The Ancient Bird Catcher of the Cloudforest

I have been forcibly struck in my research this week by all the beautiful and mysterious things that we normally never see at most archaeological sites.   The rain that sheets down on sites, the meltwater that trickles and snakes in rivulets along the surface,  the groundwater that seeps and flows through buried subterranean layers all take a terrible toll on the world’s terrestrial archaeological sites,  often stripping them of their greatest treasures.

The chemistry of decay, after all, depends on water.   The destructive enzymes of bacteria in terrestrial sites require water for their chemical reactions, and over hundreds and thousands of years of downpour and dampness,  fine organic materials tend to rot away,  leaving no trace at all of their existence.  In this way we have forever lost some of the most exquisite works of art and artisanship of the ancient world, from cloaks of brilliant parrot feathers to carved and painted royal thrones. (Nautical sites and bog sites,  I hasten to add,  are subject to a different kind of chemistry.)

All this explains, of course, why archaeologists  love excavating in the desert,  and why we often know so much about cultures such as the ancient Egyptians or the Nazca who  buried their dead in these dessicated lands.  In ultra arid places,  organic materials decay at a much, much slower rate,  and archaeologists can see wondrous organic things they are otherwise denied:  beautifully dyed and woven textiles, fine wooden combs,  and delicate sandals,  familiar objects of beauty  that bring ancient people to life.

But in some rare parts of the globe,  such as the Peruvian cloudforest on the eastern slopes of the Andes,  archaeologists occasionally make discoveries that literally rock their worlds.  In 1997,  Peruvian bioanthropologist and mummy expert Sonia Guillen and her colleague Adriana von Hagen heard news that looters had found dozens of exquisitely preserved mummies in cliffside tombs at a place known as Laguna de los Condores,  northeast of Cajamarca.   Guillen,  now the director of Centro Mallqui in Lima,  and von Hagen immediately dropped what they were doing,  made an extremely difficult journey to the region, ultimately rescued  219 mummies and over 2000 artifacts,  and built a new museum for them in Leymebamba.

The mummies all date  to between 1300 and 1600,  and they were deliberately  mummified by the then inhabitants of that remote cloudforest region–the Chachapoya and their Inca occupiers. The mummifiers removed the bacteria-laden inner organs of the dead, wrapped them in cloth to wick away moisture,  and placed them in dry cliffside tombs.  In this way,  they  preserved these bodies  for more than half a millennia.

Sonia Guillen recently described to me one of these mummies with an unmistakeable note of awe in her voice.  The body was of a young man who had died between the ages of 18 and 22.   He was buried alone,  but wrapped around his body were the intricate tools of his trade:  16 finely woven collapsible nets,  all suitable for trapping the brilliantly-colored fowl of the cloudforest.  “I think you would have say that we have a bird-catcher,” Guillen told me.

The Inca kings and their courtiers loved to dress  in beautiful mantles woven from exotic birdfeathers of the cloudforest and Amazon basin.

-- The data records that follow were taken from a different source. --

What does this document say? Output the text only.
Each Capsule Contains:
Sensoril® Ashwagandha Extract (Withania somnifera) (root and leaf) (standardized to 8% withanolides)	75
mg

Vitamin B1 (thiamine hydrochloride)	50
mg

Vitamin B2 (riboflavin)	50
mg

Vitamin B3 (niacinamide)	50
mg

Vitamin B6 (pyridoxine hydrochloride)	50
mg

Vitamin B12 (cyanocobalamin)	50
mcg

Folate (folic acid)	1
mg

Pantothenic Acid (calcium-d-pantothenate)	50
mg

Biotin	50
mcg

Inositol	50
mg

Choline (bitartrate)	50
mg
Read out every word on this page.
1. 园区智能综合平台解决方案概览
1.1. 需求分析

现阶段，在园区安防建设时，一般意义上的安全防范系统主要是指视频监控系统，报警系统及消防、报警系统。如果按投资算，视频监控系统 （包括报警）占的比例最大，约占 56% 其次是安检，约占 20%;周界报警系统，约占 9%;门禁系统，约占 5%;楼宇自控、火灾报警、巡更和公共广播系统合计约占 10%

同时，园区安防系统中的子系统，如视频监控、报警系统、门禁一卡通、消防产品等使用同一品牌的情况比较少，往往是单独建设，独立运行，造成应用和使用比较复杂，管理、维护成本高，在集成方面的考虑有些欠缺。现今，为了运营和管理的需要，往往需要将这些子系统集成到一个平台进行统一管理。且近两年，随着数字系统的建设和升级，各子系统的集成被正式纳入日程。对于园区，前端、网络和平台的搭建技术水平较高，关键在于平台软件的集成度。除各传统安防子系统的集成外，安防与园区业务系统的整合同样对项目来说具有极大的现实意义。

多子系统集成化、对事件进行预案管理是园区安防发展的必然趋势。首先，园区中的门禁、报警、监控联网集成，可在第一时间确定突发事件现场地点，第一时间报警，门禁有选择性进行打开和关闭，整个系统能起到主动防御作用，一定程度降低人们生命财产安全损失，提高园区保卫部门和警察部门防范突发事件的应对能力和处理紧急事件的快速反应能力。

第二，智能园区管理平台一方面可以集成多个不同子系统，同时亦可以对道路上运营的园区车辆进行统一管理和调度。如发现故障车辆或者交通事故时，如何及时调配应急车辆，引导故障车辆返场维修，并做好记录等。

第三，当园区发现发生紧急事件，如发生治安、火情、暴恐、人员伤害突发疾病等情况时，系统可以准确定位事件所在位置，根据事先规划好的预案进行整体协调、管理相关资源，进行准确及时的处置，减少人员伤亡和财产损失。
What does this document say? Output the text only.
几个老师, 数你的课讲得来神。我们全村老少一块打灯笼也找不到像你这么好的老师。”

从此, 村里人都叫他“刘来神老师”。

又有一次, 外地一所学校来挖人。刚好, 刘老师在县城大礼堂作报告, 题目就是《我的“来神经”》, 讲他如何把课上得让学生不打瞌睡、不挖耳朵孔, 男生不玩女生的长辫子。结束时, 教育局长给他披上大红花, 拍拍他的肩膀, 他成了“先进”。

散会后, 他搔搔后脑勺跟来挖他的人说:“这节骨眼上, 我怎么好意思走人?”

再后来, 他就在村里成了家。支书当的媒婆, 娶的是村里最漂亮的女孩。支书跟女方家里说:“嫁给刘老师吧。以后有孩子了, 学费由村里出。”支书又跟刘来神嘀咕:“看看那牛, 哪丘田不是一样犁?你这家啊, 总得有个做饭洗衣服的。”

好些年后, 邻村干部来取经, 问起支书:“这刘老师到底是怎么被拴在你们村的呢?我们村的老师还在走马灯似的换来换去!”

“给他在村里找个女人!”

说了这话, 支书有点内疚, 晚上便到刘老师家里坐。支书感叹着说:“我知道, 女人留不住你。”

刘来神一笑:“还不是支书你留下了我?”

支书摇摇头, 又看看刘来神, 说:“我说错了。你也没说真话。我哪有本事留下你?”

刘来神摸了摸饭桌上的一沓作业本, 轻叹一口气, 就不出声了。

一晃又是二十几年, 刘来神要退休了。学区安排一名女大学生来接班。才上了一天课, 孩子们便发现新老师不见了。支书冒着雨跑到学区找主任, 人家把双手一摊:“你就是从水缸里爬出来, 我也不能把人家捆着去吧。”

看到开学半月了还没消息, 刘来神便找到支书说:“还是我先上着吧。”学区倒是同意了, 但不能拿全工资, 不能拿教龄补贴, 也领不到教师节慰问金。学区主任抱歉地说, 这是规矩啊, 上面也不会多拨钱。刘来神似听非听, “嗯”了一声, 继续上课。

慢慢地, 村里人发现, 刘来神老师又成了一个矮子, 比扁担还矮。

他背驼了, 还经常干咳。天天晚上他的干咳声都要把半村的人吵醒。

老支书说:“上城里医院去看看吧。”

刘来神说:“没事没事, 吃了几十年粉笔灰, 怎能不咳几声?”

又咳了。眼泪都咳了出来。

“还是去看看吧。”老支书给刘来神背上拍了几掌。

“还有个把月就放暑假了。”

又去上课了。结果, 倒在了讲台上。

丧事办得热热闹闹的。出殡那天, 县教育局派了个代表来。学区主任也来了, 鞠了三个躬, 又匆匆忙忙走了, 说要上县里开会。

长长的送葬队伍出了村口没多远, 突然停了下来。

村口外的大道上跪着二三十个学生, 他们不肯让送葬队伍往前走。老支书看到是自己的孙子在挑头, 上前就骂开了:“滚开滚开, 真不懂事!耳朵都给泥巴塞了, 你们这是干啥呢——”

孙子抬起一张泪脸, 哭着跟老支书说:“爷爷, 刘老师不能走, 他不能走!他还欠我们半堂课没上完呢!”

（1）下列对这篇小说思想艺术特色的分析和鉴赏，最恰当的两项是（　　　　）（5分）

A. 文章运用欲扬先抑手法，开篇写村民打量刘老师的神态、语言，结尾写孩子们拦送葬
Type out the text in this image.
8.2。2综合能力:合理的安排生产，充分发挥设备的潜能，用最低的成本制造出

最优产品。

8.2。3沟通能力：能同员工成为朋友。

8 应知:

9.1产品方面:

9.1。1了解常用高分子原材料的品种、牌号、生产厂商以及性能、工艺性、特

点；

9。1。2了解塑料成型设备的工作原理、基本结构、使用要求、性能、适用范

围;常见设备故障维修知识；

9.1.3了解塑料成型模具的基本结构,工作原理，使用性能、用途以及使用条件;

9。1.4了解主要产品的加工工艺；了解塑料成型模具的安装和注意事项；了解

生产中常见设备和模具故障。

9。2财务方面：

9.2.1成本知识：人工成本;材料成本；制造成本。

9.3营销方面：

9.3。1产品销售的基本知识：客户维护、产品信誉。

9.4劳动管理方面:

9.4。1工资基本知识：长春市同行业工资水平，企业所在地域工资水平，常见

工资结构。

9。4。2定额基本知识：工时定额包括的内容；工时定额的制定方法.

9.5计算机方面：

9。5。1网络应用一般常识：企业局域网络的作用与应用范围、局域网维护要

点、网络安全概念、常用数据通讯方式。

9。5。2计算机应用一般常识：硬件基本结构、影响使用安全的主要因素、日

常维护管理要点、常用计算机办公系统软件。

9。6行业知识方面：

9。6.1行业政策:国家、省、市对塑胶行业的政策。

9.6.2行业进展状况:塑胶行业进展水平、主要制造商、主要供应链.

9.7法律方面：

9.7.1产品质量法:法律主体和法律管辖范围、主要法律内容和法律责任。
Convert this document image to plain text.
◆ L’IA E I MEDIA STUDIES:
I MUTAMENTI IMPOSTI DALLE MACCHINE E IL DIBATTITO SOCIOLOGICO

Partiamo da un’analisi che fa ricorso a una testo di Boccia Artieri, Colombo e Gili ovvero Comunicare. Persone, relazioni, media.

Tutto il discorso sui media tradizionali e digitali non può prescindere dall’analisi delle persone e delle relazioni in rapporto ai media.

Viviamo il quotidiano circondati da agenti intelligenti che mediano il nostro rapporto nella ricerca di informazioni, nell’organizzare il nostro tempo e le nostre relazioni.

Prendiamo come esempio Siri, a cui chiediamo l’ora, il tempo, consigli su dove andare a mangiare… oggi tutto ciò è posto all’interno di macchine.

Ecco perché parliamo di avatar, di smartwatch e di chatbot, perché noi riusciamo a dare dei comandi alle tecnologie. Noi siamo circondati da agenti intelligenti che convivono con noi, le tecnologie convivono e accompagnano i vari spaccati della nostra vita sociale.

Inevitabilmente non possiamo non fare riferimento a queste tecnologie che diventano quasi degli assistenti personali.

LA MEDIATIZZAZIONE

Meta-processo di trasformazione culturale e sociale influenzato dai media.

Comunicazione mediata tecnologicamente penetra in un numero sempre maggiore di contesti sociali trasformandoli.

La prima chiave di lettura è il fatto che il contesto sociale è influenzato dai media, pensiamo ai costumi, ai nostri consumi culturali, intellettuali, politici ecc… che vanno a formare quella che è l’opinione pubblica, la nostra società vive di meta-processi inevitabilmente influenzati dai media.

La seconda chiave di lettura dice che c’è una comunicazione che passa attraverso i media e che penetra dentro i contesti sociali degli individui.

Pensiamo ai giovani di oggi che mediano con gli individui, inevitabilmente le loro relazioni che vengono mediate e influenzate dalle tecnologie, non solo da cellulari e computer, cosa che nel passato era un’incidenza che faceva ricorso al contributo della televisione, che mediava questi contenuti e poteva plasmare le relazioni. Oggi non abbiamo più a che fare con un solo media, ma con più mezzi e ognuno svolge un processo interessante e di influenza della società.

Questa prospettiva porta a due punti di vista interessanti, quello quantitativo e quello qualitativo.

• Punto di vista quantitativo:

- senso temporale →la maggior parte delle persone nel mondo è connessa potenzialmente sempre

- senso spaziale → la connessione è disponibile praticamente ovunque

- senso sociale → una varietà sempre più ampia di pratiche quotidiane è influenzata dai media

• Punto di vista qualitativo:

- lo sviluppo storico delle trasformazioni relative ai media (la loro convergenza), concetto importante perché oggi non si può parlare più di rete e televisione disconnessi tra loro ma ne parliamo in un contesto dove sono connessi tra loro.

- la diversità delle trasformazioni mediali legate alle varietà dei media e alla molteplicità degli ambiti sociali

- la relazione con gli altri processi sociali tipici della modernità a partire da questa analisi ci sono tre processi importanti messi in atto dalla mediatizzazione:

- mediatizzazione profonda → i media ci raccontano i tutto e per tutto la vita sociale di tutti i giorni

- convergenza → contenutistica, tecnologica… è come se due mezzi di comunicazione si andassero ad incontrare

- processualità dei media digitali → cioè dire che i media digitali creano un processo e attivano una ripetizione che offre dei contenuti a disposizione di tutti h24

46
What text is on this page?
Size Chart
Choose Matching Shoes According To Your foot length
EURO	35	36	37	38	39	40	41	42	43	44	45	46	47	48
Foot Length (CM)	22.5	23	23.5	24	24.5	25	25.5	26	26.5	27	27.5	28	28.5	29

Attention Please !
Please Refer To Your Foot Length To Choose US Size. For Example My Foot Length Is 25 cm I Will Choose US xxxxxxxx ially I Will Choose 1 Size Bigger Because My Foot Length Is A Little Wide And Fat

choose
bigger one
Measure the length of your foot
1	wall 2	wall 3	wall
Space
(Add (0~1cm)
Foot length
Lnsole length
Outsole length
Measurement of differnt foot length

But until Guillen and von Hagen found the young man’s mummy,   we had never before seen a bird-catcher of this era  or the finely woven tools of his trade.

Readers interested in learning more about the amazing finds from Lagunade los Condores should check out a beautiful book with a deceptively dull title: Chachapoya Textiles:  The Laguna de los Condores Textiles in the Museo Leymebamba,  Chachapoyas Peru, edited by Lena Bjerregaard.